Oggi è un giorno importante, perché un uomo degno e onesto, un operaio
metalmeccanico che "hanno voluto sotterrare vivo" politicamente,
come lui stesso ha denunciato, torna a dirigere il destino del Paese più
importante dell’America Latina ed integrante dei Paesi BRICS.
Non sono servite le minacce di golpe, non sono serviti anni di guerra
giudiziaria, con accuse finte e processi-farsa, non sono serviti 580 giorni
di ingiusta detenzione, né la campagna dell’odio e la violenza squadrista,
né le falsità diffuse a profusione dagli algoritmi in campagna elettorale.
La vittoria di Lula è la vittoria della democrazia, delle lotte sociali
contro le diseguaglianze ed il fascismo.
Si tratta di un’ulteriore conferma, semmai ce ne fosse bisogno, che quando
la sinistra fa davvero la sinistra, quando si dà una connotazione di classe,
quando non rincorre un liberismo "più umano", le classi subalterne
sanno in chi devono e possono riconoscersi. Lula è l’esempio del coraggio
di chi ha speso la sua vita a combattere contro la dittatura civico-militare,
i privilegi e la fame, lo sfruttamento delle classi lavoratrici e contro
la desertificazione dell'Amazzonia.
In presenza di una crisi di egemonia dell’imperialismo statunitense e
del signoraggio del dollaro, con un'Europa con la "guerra in casa",
dove avanza pericolosamente il fascismo, oggi la sinistra latino-americana
rilancia l'unità continentale.
La vittoria di Lula riapre la strada al consolidamento del progetto latino-americano
avviato con la CELAC e può dare un impulso decisivo all' UNASUR e al MERCOSUR,
mentre riapre una speranza di salvezza per l'umanità.
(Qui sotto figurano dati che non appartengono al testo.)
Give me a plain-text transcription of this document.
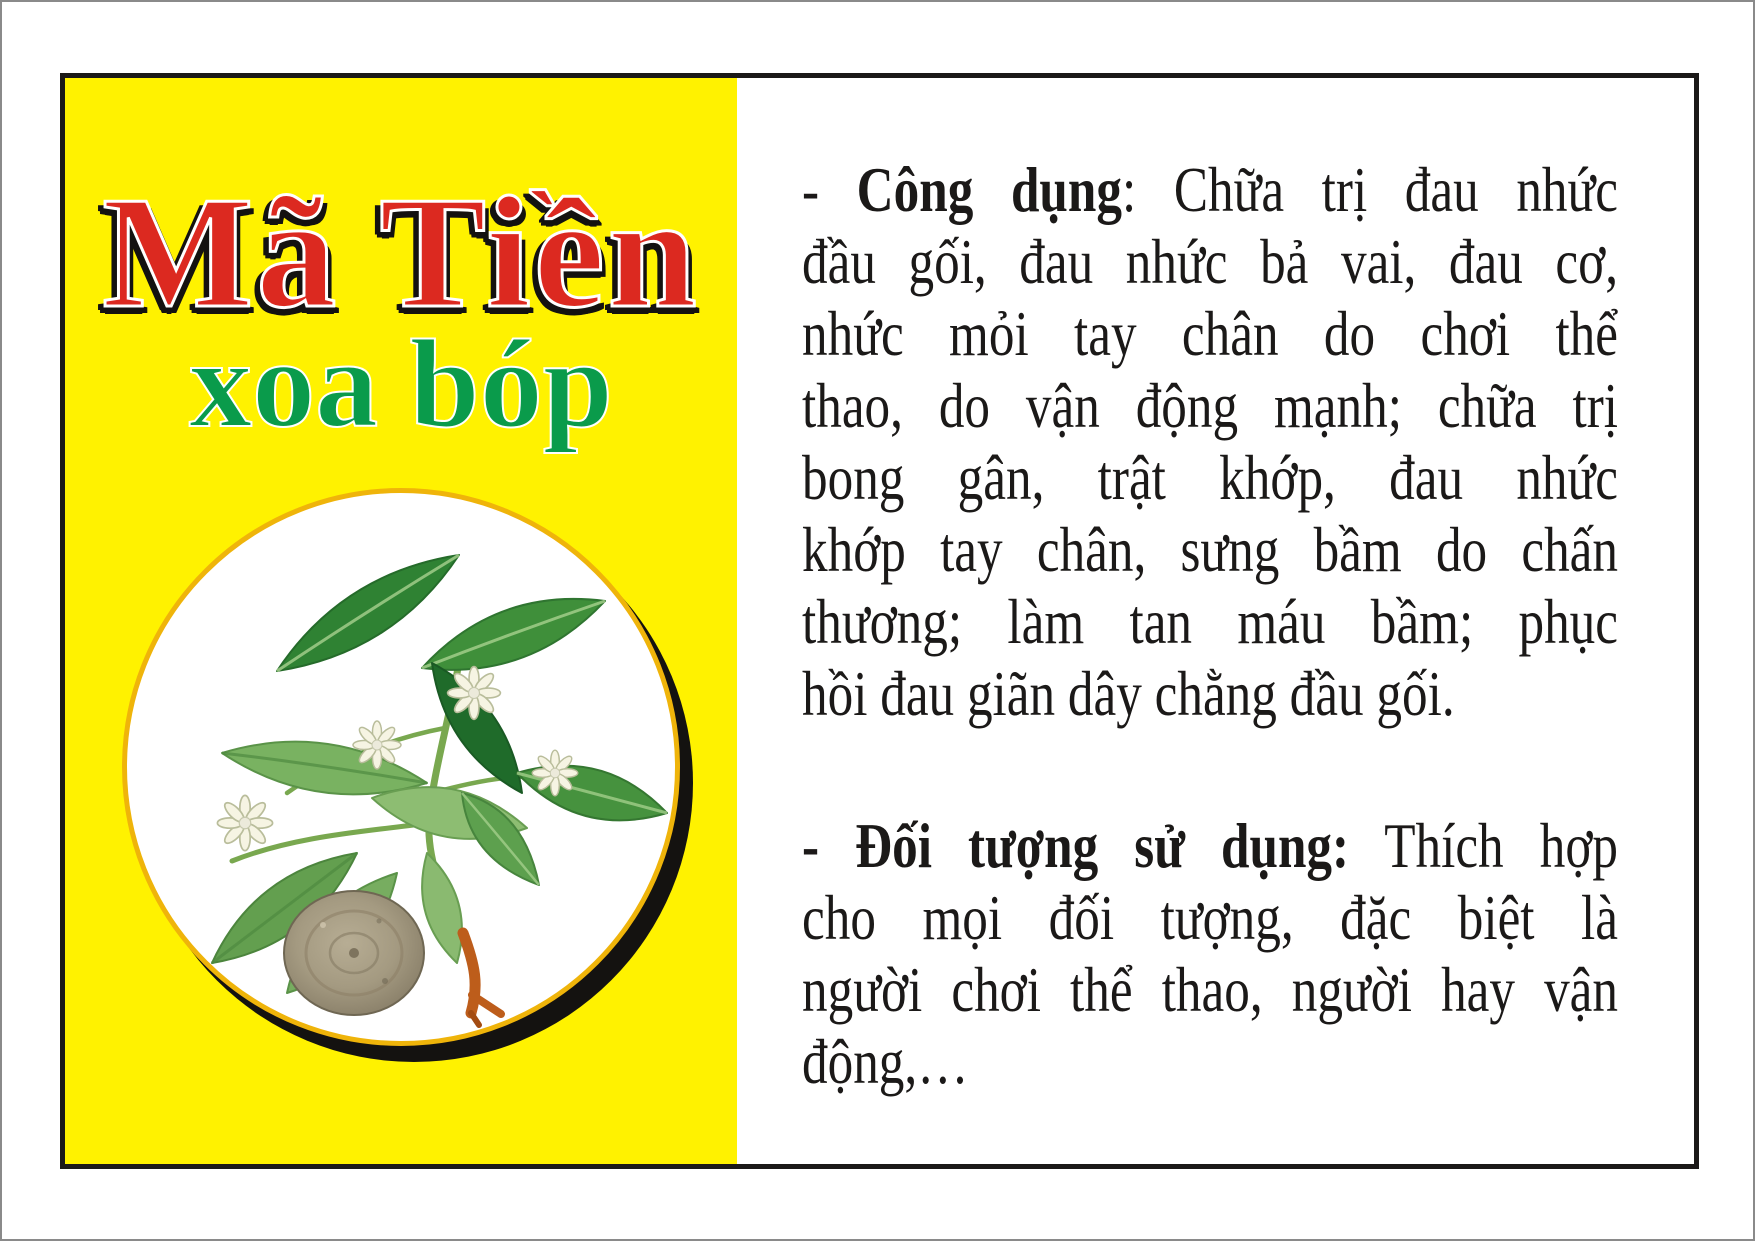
Mã Tiền
xoa bóp
- Công dụng: Chữa trị đau nhức
đầu gối, đau nhức bả vai, đau cơ,
nhức mỏi tay chân do chơi thể
thao, do vận động mạnh; chữa trị
bong gân, trật khớp, đau nhức
khớp tay chân, sưng bầm do chấn
thương; làm tan máu bầm; phục
hồi đau giãn dây chằng đầu gối.
- Đối tượng sử dụng: Thích hợp
cho mọi đối tượng, đặc biệt là
người chơi thể thao, người hay vận
động,…
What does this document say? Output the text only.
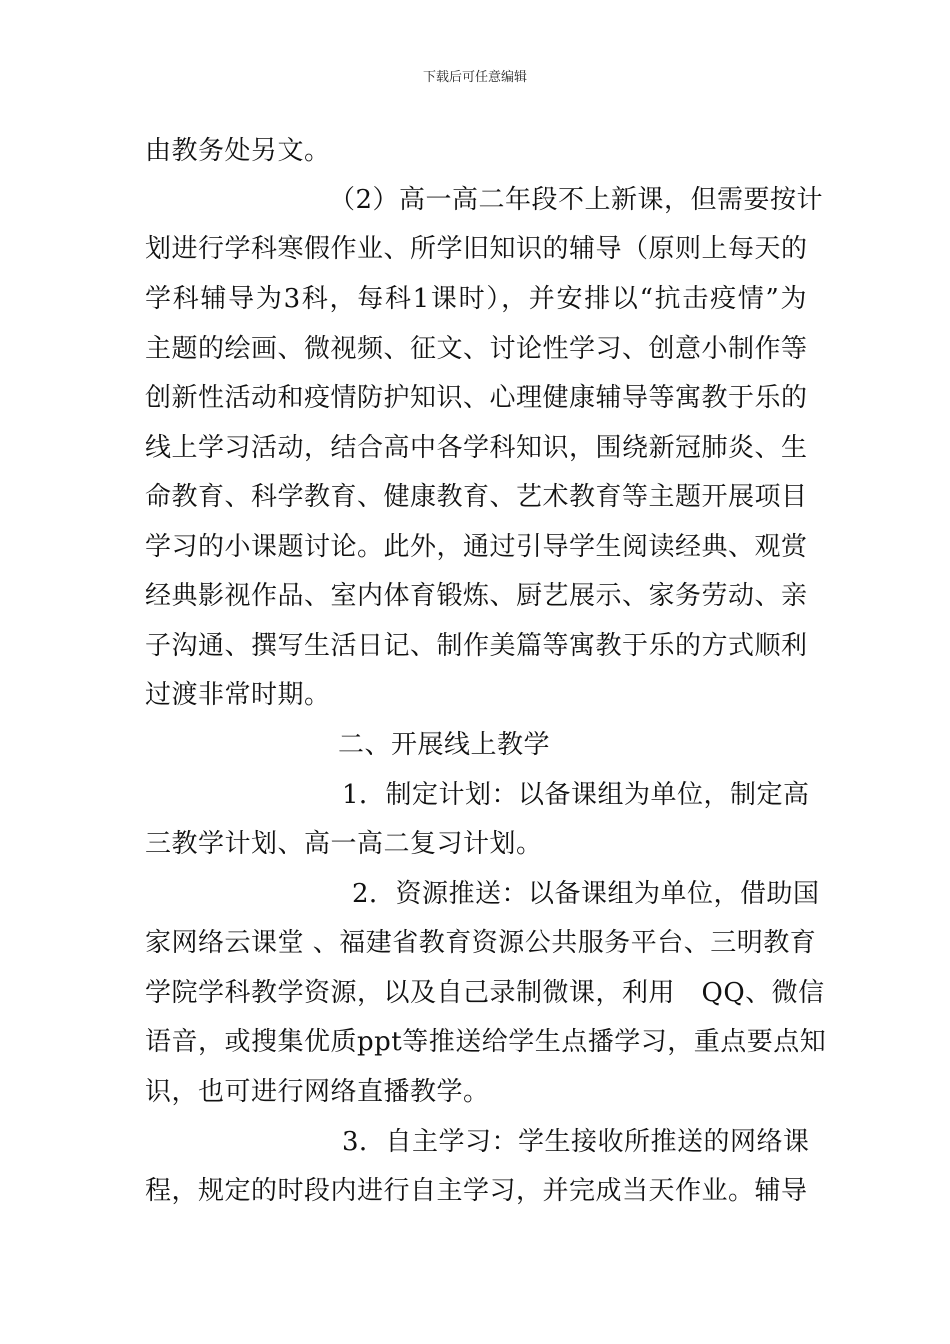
下载后可任意编辑
由教务处另文。
（2）高一高二年段不上新课，但需要按计
划进行学科寒假作业、所学旧知识的辅导（原则上每天的
学科辅导为3科，每科1课时），并安排以“抗击疫情”为
主题的绘画、微视频、征文、讨论性学习、创意小制作等
创新性活动和疫情防护知识、心理健康辅导等寓教于乐的
线上学习活动，结合高中各学科知识，围绕新冠肺炎、生
命教育、科学教育、健康教育、艺术教育等主题开展项目
学习的小课题讨论。此外，通过引导学生阅读经典、观赏
经典影视作品、室内体育锻炼、厨艺展示、家务劳动、亲
子沟通、撰写生活日记、制作美篇等寓教于乐的方式顺利
过渡非常时期。
二、开展线上教学
1．制定计划：以备课组为单位，制定高
三教学计划、高一高二复习计划。
2．资源推送：以备课组为单位，借助国
家网络云课堂 、福建省教育资源公共服务平台、三明教育
学院学科教学资源，以及自己录制微课，利用　QQ、微信
语音，或搜集优质ppt等推送给学生点播学习，重点要点知
识，也可进行网络直播教学。
3．自主学习：学生接收所推送的网络课
程，规定的时段内进行自主学习，并完成当天作业。辅导
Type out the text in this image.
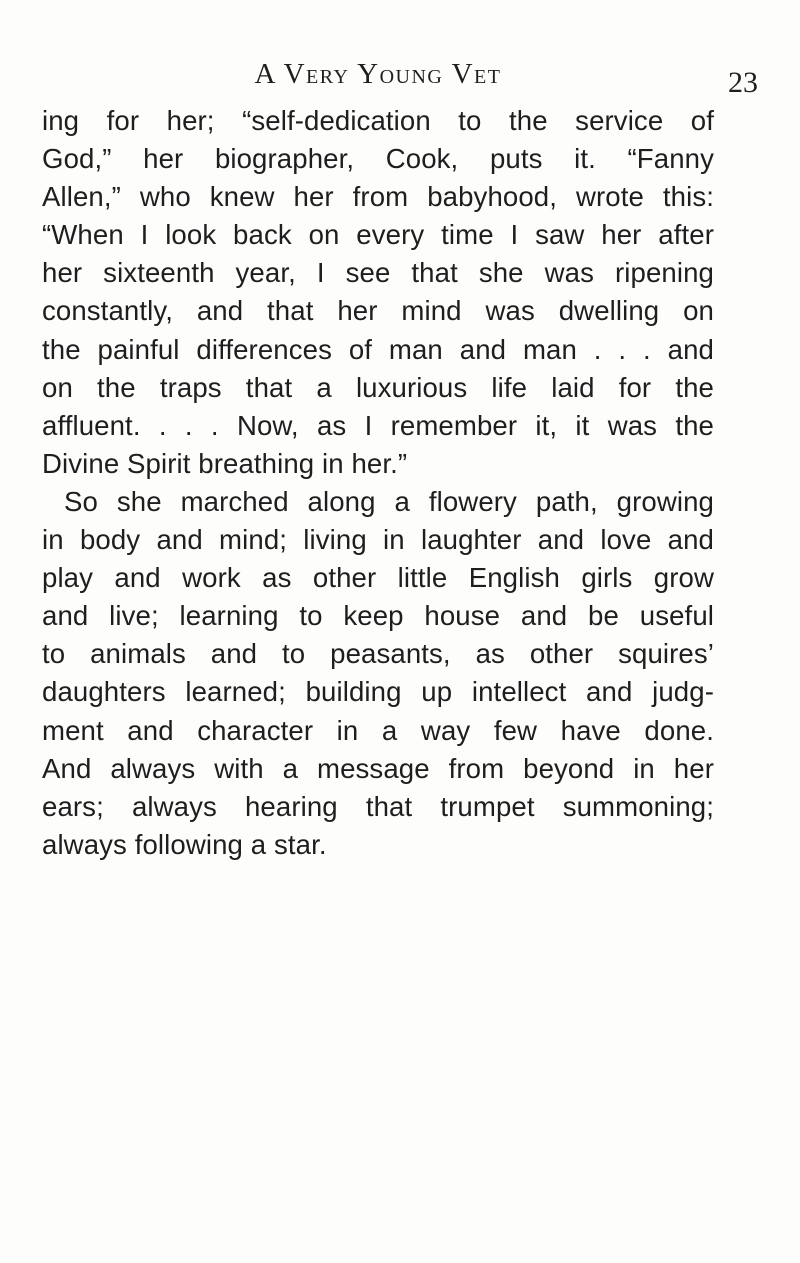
A Very Young Vet	23
ing for her; “self-dedication to the service of
God,” her biographer, Cook, puts it. “Fanny
Allen,” who knew her from babyhood, wrote this:
“When I look back on every time I saw her after
her sixteenth year, I see that she was ripening
constantly, and that her mind was dwelling on
the painful differences of man and man . . . and
on the traps that a luxurious life laid for the
affluent. . . . Now, as I remember it, it was the
Divine Spirit breathing in her.”
So she marched along a flowery path, growing
in body and mind; living in laughter and love and
play and work as other little English girls grow
and live; learning to keep house and be useful
to animals and to peasants, as other squires’
daughters learned; building up intellect and judg-
ment and character in a way few have done.
And always with a message from beyond in her
ears; always hearing that trumpet summoning;
always following a star.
Il "ciclo progressista"
vede la ri-nascita di governi che, pur nelle loro contraddizioni e diversità,
hanno davanti la sfida di superare le politiche neoliberiste ed avanzare
verso una integrazione continentale non subalterna agli Stati Uniti.
La nuova fase politica internazionale ci obbliga a serrare i ranghi per
garantire la continuità storica del cambiamento, non solo in America Latina,
in questa immensa sfida per salvare l'umanità e costruire il socialismo.
Oltre all’astensione, è utile indagare a fondo il consistente voto della
destra (52.206.354), poco meno della metà degli elettori. Un fenomeno
che non è solo brasiliano, con risultati polarizzati e con una destra
che, essendo coerente, cerca da subito di impedire qualsiasi cambiamento
sostanziale nei diversi Paesi. Già da oggi, in Brasile, un settore dei
camionisti, vicini a Bolsonaro, ha cercato di bloccare diverse entrate
in alcune città "contro il comunismo".
Esprimiamo la nostra più ferma condanna di qualsiasi tentativo di non
riconoscere il risultato delle urne da parte del Presidente uscente, e
facciamo appello ad una transizione pacifica e ordinata.
Non sarà facile per Lula governare senza maggioranza parlamentare e con
più della metà del Paese con governatori eletti di destra. Ma siamo sicuri
che, insieme alla mobilitazione nelle piazze, con la sua intelligenza
politica saprà affrontare le enormi difficoltà di un grande Paese ridotto
allo stremo dalle criminali politiche di Bolsonaro.
Con Lula ritorna la speranza. Bentornato, Presidente Lula.